The mildly weird part is that I don't recall ever seeing it before. This is only mildly weird, because my powers of observation are... a bit off. So it's entirely possible I've seen it regularly for years and it just sort of never registered somehow. But it also may have been completely hidden by trees before the 2017 fire, and it seems as though you can only see it from the I-84 parking lot and not from any closer, and I can probably come up with even more excuses if I have to.

In any case, I think I've located the falls on the state LIDAR map right around here, and I used the latitude & longitude from that placemark to create the embedded Google Map here, for anyone who has, I dunno, rocket boots and can get there without using the trail. The advanced technique of clicking around the area on the LIDAR map and guessing what spots might the top and bottom of the falls gives me height numbers in the 20-40 foot range most of the time, with the wide error bar completely due to the human in the loop.

The original dataset has latitude & longitude numbers out to a whopping eleven digits, which I actually had to trim down to six to make Google Maps happy. Which got me wondering just what these decimal places mean in terms of physical distance. One degree latitude comes to about 69 nautical miles, or 111.1 km, anywhere in the world, while the length of one degree longitude varies by latitude: It's the same 111.1 km at the equator, but around 79km at the 45th parallel, and a bit shorter than that in the gorge (the number eventually goes to zero at the poles). Going with the latitude number, one decimal place is 1/10 degree, or 11.1km, while a change in the sixth decimal place is 11.1cm. At eleven decimal places (or 10^-11 degrees), a change in the last digit is a distance of 1111 nanometers, which just so happens to be about one wavelength of near-infrared light of the type typically used in LIDAR. So while 11 digits looks impressive, I'm not sure how many of those are actual significant digits.

So I stumbled off a Google tangent at that point, as I tend to do, so here's a short list of links mostly about lasers that I'm not even going to try to relate back to the subject of this post.

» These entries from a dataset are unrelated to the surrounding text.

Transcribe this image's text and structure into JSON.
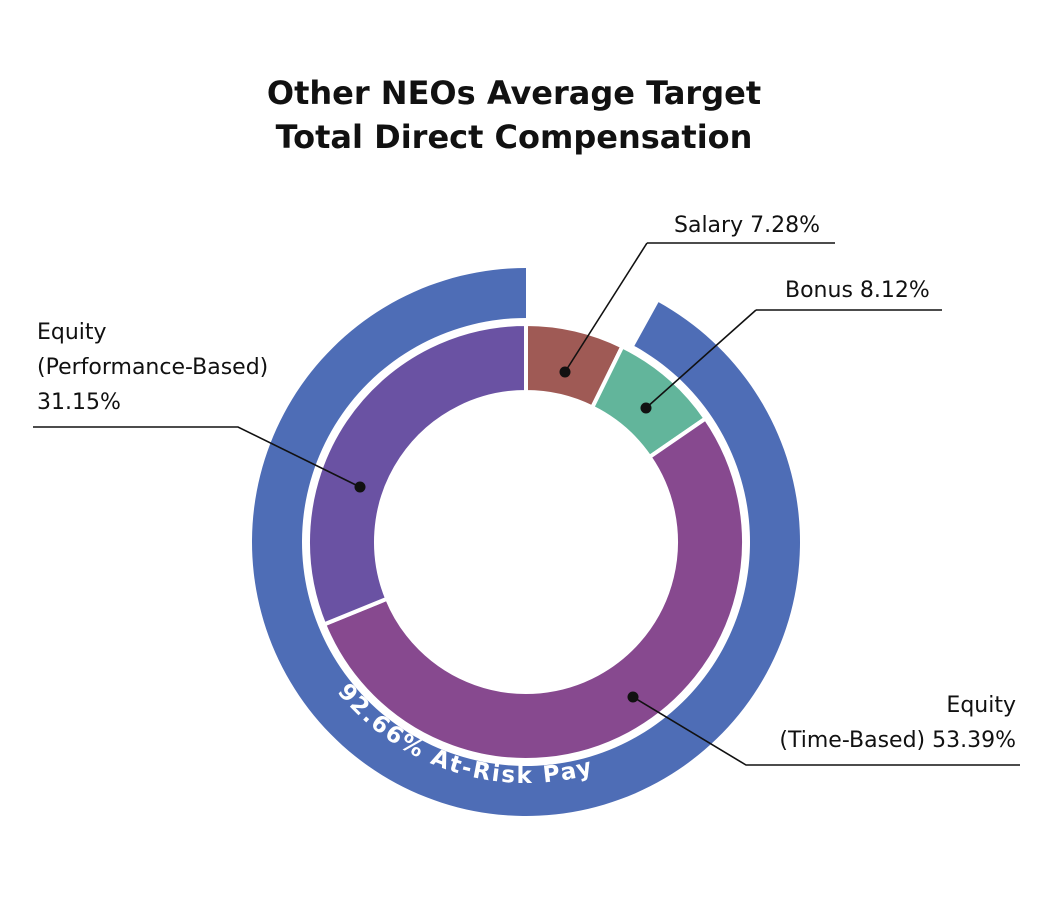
{
  "title_lines": [
    "Other NEOs Average Target",
    "Total Direct Compensation"
  ],
  "chart_data": {
    "type": "pie",
    "title": "Other NEOs Average Target Total Direct Compensation",
    "inner_series": [
      {
        "name": "Salary",
        "value": 7.28,
        "color": "#9f5a55",
        "label_lines": [
          "Salary 7.28%"
        ]
      },
      {
        "name": "Bonus",
        "value": 8.12,
        "color": "#62b59b",
        "label_lines": [
          "Bonus 8.12%"
        ]
      },
      {
        "name": "Equity (Time-Based)",
        "value": 53.39,
        "color": "#87498f",
        "label_lines": [
          "Equity",
          "(Time-Based) 53.39%"
        ]
      },
      {
        "name": "Equity (Performance-Based)",
        "value": 31.15,
        "color": "#6a52a3",
        "label_lines": [
          "Equity",
          "(Performance-Based)",
          "31.15%"
        ]
      }
    ],
    "outer_ring": {
      "name": "At-Risk Pay",
      "value": 92.66,
      "color": "#4e6db6",
      "label": "92.66% At-Risk Pay"
    }
  }
}
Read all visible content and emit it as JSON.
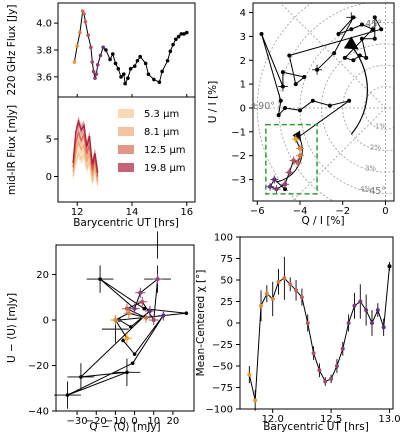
{
  "colors": {
    "sub_axes": "#ffffff",
    "ink": "#000000",
    "orange": "#f0a020",
    "purple": "#5a2d82",
    "box": "#2e9e2e",
    "grid": "#999999",
    "s53": "#f6c89a",
    "s81": "#f0aa72",
    "s125": "#d86a52",
    "s198": "#b0203a"
  },
  "chart_data": [
    {
      "id": "a_top",
      "type": "line",
      "ylabel": "220 GHz Flux [Jy]",
      "xlim": [
        11.3,
        16.3
      ],
      "ylim": [
        3.45,
        4.15
      ],
      "yticks": [
        3.6,
        3.8,
        4.0
      ],
      "ytick_labels": [
        "3.6",
        "3.8",
        "4.0"
      ],
      "series": [
        {
          "points": [
            [
              11.9,
              3.71
            ],
            [
              12.0,
              3.83
            ],
            [
              12.1,
              3.93
            ],
            [
              12.2,
              4.09
            ],
            [
              12.25,
              4.07
            ],
            [
              12.3,
              4.01
            ],
            [
              12.4,
              3.91
            ],
            [
              12.5,
              3.82
            ],
            [
              12.55,
              3.71
            ],
            [
              12.6,
              3.64
            ],
            [
              12.65,
              3.59
            ],
            [
              12.7,
              3.62
            ],
            [
              12.75,
              3.69
            ],
            [
              12.85,
              3.76
            ],
            [
              12.95,
              3.82
            ],
            [
              13.05,
              3.8
            ],
            [
              13.2,
              3.73
            ],
            [
              13.3,
              3.77
            ],
            [
              13.4,
              3.7
            ],
            [
              13.5,
              3.66
            ],
            [
              13.6,
              3.6
            ],
            [
              13.7,
              3.62
            ],
            [
              13.75,
              3.55
            ],
            [
              13.85,
              3.59
            ],
            [
              13.95,
              3.66
            ],
            [
              14.1,
              3.68
            ],
            [
              14.2,
              3.72
            ],
            [
              14.3,
              3.75
            ],
            [
              14.5,
              3.7
            ],
            [
              14.6,
              3.62
            ],
            [
              14.8,
              3.58
            ],
            [
              15.0,
              3.56
            ],
            [
              15.1,
              3.64
            ],
            [
              15.3,
              3.72
            ],
            [
              15.4,
              3.79
            ],
            [
              15.5,
              3.84
            ],
            [
              15.6,
              3.88
            ],
            [
              15.7,
              3.9
            ],
            [
              15.8,
              3.92
            ],
            [
              15.9,
              3.92
            ],
            [
              16.0,
              3.93
            ]
          ],
          "color_range": [
            11.9,
            13.0
          ]
        }
      ]
    },
    {
      "id": "a_bottom",
      "type": "line",
      "ylabel": "mid-IR Flux [mJy]",
      "xlabel": "Barycentric UT [hrs]",
      "xlim": [
        11.3,
        16.3
      ],
      "ylim": [
        -3.4,
        10.6
      ],
      "yticks": [
        0,
        5
      ],
      "ytick_labels": [
        "0",
        "5"
      ],
      "xticks": [
        12,
        14,
        16
      ],
      "xtick_labels": [
        "12",
        "14",
        "16"
      ],
      "x": [
        11.85,
        11.95,
        12.05,
        12.15,
        12.25,
        12.35,
        12.45,
        12.55,
        12.65,
        12.75
      ],
      "legend_placement": "right",
      "series": [
        {
          "name": "5.3 $\\mu$m",
          "label": "5.3 μm",
          "color_key": "s53",
          "values": [
            0.0,
            2.0,
            3.1,
            2.3,
            3.0,
            1.0,
            2.1,
            -0.8,
            1.0,
            -1.1
          ]
        },
        {
          "name": "8.1 $\\mu$m",
          "label": "8.1 μm",
          "color_key": "s81",
          "values": [
            0.6,
            3.2,
            4.6,
            3.6,
            4.2,
            2.0,
            3.1,
            0.1,
            1.6,
            -0.6
          ]
        },
        {
          "name": "12.5 $\\mu$m",
          "label": "12.5 μm",
          "color_key": "s125",
          "values": [
            1.2,
            4.5,
            5.9,
            4.8,
            5.6,
            3.0,
            4.2,
            0.8,
            2.4,
            0.0
          ]
        },
        {
          "name": "19.8 $\\mu$m",
          "label": "19.8 μm",
          "color_key": "s198",
          "values": [
            1.8,
            5.9,
            7.3,
            6.2,
            6.8,
            4.0,
            5.4,
            1.6,
            3.1,
            0.5
          ]
        }
      ]
    },
    {
      "id": "b",
      "type": "scatter",
      "xlabel": "Q / I [%]",
      "ylabel": "U / I [%]",
      "xlim": [
        -6.2,
        0.4
      ],
      "ylim": [
        -3.9,
        4.4
      ],
      "xticks": [
        -6,
        -4,
        -2,
        0
      ],
      "xtick_labels": [
        "−6",
        "−4",
        "−2",
        "0"
      ],
      "yticks": [
        -3,
        -2,
        -1,
        0,
        1,
        2,
        3,
        4
      ],
      "ytick_labels": [
        "−3",
        "−2",
        "−1",
        "0",
        "1",
        "2",
        "3",
        "4"
      ],
      "rings": [
        1,
        2,
        3,
        4,
        5,
        6
      ],
      "ring_labels": [
        "1%",
        "2%",
        "3%",
        "4%",
        "5%"
      ],
      "angle_labels": [
        "45°",
        "±90°",
        "−45°"
      ],
      "points": [
        [
          -3.2,
          1.6
        ],
        [
          -2.4,
          2.3
        ],
        [
          -1.5,
          3.8
        ],
        [
          -2.2,
          3.1
        ],
        [
          -1.6,
          3.3
        ],
        [
          -1.1,
          3.5
        ],
        [
          -0.6,
          3.3
        ],
        [
          -1.9,
          2.1
        ],
        [
          -1.5,
          2.0
        ],
        [
          -1.2,
          2.2
        ],
        [
          -0.9,
          2.1
        ],
        [
          -1.1,
          2.9
        ],
        [
          -0.5,
          2.9
        ],
        [
          -0.5,
          3.8
        ],
        [
          -0.2,
          3.3
        ],
        [
          -4.5,
          2.2
        ],
        [
          -4.2,
          1.0
        ],
        [
          -3.8,
          1.3
        ],
        [
          -4.8,
          1.5
        ],
        [
          -4.8,
          0.9
        ],
        [
          -5.8,
          3.1
        ],
        [
          -4.9,
          0.3
        ],
        [
          -5.0,
          -0.3
        ],
        [
          -4.7,
          0.0
        ],
        [
          -4.0,
          -0.1
        ],
        [
          -3.4,
          0.3
        ],
        [
          -2.6,
          0.1
        ],
        [
          -1.7,
          0.3
        ],
        [
          -4.2,
          -1.3
        ],
        [
          -4.0,
          -1.7
        ],
        [
          -4.0,
          -2.0
        ],
        [
          -4.1,
          -2.3
        ],
        [
          -4.3,
          -2.2
        ],
        [
          -4.5,
          -2.7
        ],
        [
          -4.7,
          -3.2
        ],
        [
          -5.1,
          -3.4
        ],
        [
          -5.4,
          -3.3
        ],
        [
          -5.2,
          -3.0
        ],
        [
          -4.7,
          -3.4
        ]
      ],
      "highlight": [
        [
          -4.2,
          -1.3
        ],
        [
          -4.0,
          -1.7
        ],
        [
          -4.0,
          -2.0
        ],
        [
          -4.1,
          -2.3
        ],
        [
          -4.3,
          -2.2
        ],
        [
          -4.5,
          -2.7
        ],
        [
          -4.7,
          -3.2
        ],
        [
          -5.1,
          -3.4
        ],
        [
          -5.4,
          -3.3
        ],
        [
          -5.2,
          -3.0
        ]
      ],
      "box": [
        [
          -5.6,
          -3.6
        ],
        [
          -3.2,
          -0.7
        ]
      ]
    },
    {
      "id": "c",
      "type": "scatter",
      "xlabel": "Q − ⟨Q⟩ [mJy]",
      "ylabel": "U − ⟨U⟩ [mJy]",
      "xlim": [
        -41,
        31
      ],
      "ylim": [
        -40,
        33
      ],
      "xticks": [
        -30,
        -20,
        -10,
        0,
        10,
        20
      ],
      "xtick_labels": [
        "−30",
        "−20",
        "−10",
        "0",
        "10",
        "20"
      ],
      "yticks": [
        -40,
        -20,
        0,
        20
      ],
      "ytick_labels": [
        "−40",
        "−20",
        "0",
        "20"
      ],
      "points": [
        [
          -4,
          -8
        ],
        [
          -10,
          0
        ],
        [
          -3,
          3
        ],
        [
          6,
          1
        ],
        [
          -4,
          5
        ],
        [
          4,
          8
        ],
        [
          10,
          0
        ],
        [
          12,
          18
        ],
        [
          3,
          12
        ],
        [
          0,
          5
        ],
        [
          -18,
          18
        ],
        [
          5,
          5
        ],
        [
          27,
          3
        ],
        [
          -8,
          0
        ],
        [
          -2,
          -3
        ],
        [
          8,
          4
        ],
        [
          -28,
          -25
        ],
        [
          -4,
          -23
        ],
        [
          -35,
          -33
        ],
        [
          -1,
          -19
        ],
        [
          15,
          2
        ],
        [
          0,
          -15
        ],
        [
          -6,
          -9
        ]
      ],
      "colored": [
        [
          -4,
          -8
        ],
        [
          -10,
          0
        ],
        [
          -3,
          3
        ],
        [
          6,
          1
        ],
        [
          -4,
          5
        ],
        [
          4,
          8
        ],
        [
          10,
          0
        ],
        [
          12,
          18
        ],
        [
          3,
          12
        ],
        [
          0,
          5
        ],
        [
          8,
          4
        ],
        [
          15,
          2
        ]
      ],
      "crosses": [
        [
          12,
          33
        ],
        [
          -18,
          18
        ],
        [
          12,
          18
        ],
        [
          -10,
          -4
        ],
        [
          -35,
          -33
        ],
        [
          -28,
          -25
        ],
        [
          -4,
          -23
        ]
      ]
    },
    {
      "id": "d",
      "type": "line",
      "xlabel": "Barycentric UT [hrs]",
      "ylabel": "Mean-Centered χ [°]",
      "xlim": [
        11.72,
        13.03
      ],
      "ylim": [
        -100,
        100
      ],
      "xticks": [
        12.0,
        12.5,
        13.0
      ],
      "xtick_labels": [
        "12.0",
        "12.5",
        "13.0"
      ],
      "yticks": [
        -100,
        -75,
        -50,
        -25,
        0,
        25,
        50,
        75,
        100
      ],
      "ytick_labels": [
        "−100",
        "−75",
        "−50",
        "−25",
        "0",
        "25",
        "50",
        "75",
        "100"
      ],
      "x": [
        11.8,
        11.85,
        11.9,
        11.95,
        12.0,
        12.05,
        12.1,
        12.15,
        12.2,
        12.25,
        12.3,
        12.35,
        12.4,
        12.45,
        12.5,
        12.55,
        12.6,
        12.65,
        12.7,
        12.75,
        12.8,
        12.85,
        12.9,
        12.95,
        13.0
      ],
      "values": [
        -60,
        -90,
        20,
        34,
        28,
        48,
        52,
        45,
        38,
        30,
        0,
        -35,
        -55,
        -68,
        -65,
        -50,
        -30,
        0,
        20,
        25,
        15,
        0,
        15,
        -5,
        66
      ],
      "err": [
        10,
        12,
        18,
        10,
        20,
        15,
        25,
        8,
        12,
        10,
        10,
        8,
        8,
        5,
        5,
        8,
        8,
        10,
        15,
        20,
        18,
        15,
        8,
        10,
        5
      ]
    }
  ]
}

  • Slides from a Portland State geography class explaining how airborne LIDAR works, aimed at people who might be using the data later in the term.
  • A 2018 paper calculates theoretical accuracy limits for LIDAR in self-driving cars, and comes up with something around 0.1mm.
  • A 2019 paper proposes that better resolution can be achieved by ditching the lasers in favor of spooky quantum magic with entangled photons.
  • Which in turn leads to Wikipedia articles about things like quantum metrology (which LIGO might use someday) and quantum lithography (which might be used in chipmaking someday)
  • A paper about a specialized Leica camera designed for LIDAR applications. This particular model was from way back in 2011, so it's useful information in case they start showing up at Goodwill or something.
  • There seems to be a lot of overlap between LIDAR vendors and major defense contractors, so you're always just a few clicks away from stuff like this article. One of the lesser-known Geneva conventions from the 1970s bans using lasers to blind people, and another bans any weapons that cause 'undue suffering'. The article argues that there's a way around these unfortunate legal obstacles, which is to use a laser powerful enough to instantly vaporize whoever it's used on, so they don't suffer first. And no suffering means there's no problem and you can go around lasering people to your heart's delight. Of course those lasers don't actually exist yet, not in airborne form at least, so (as usual) a massive federal research program is needed in order to bring this inspiring dream to life.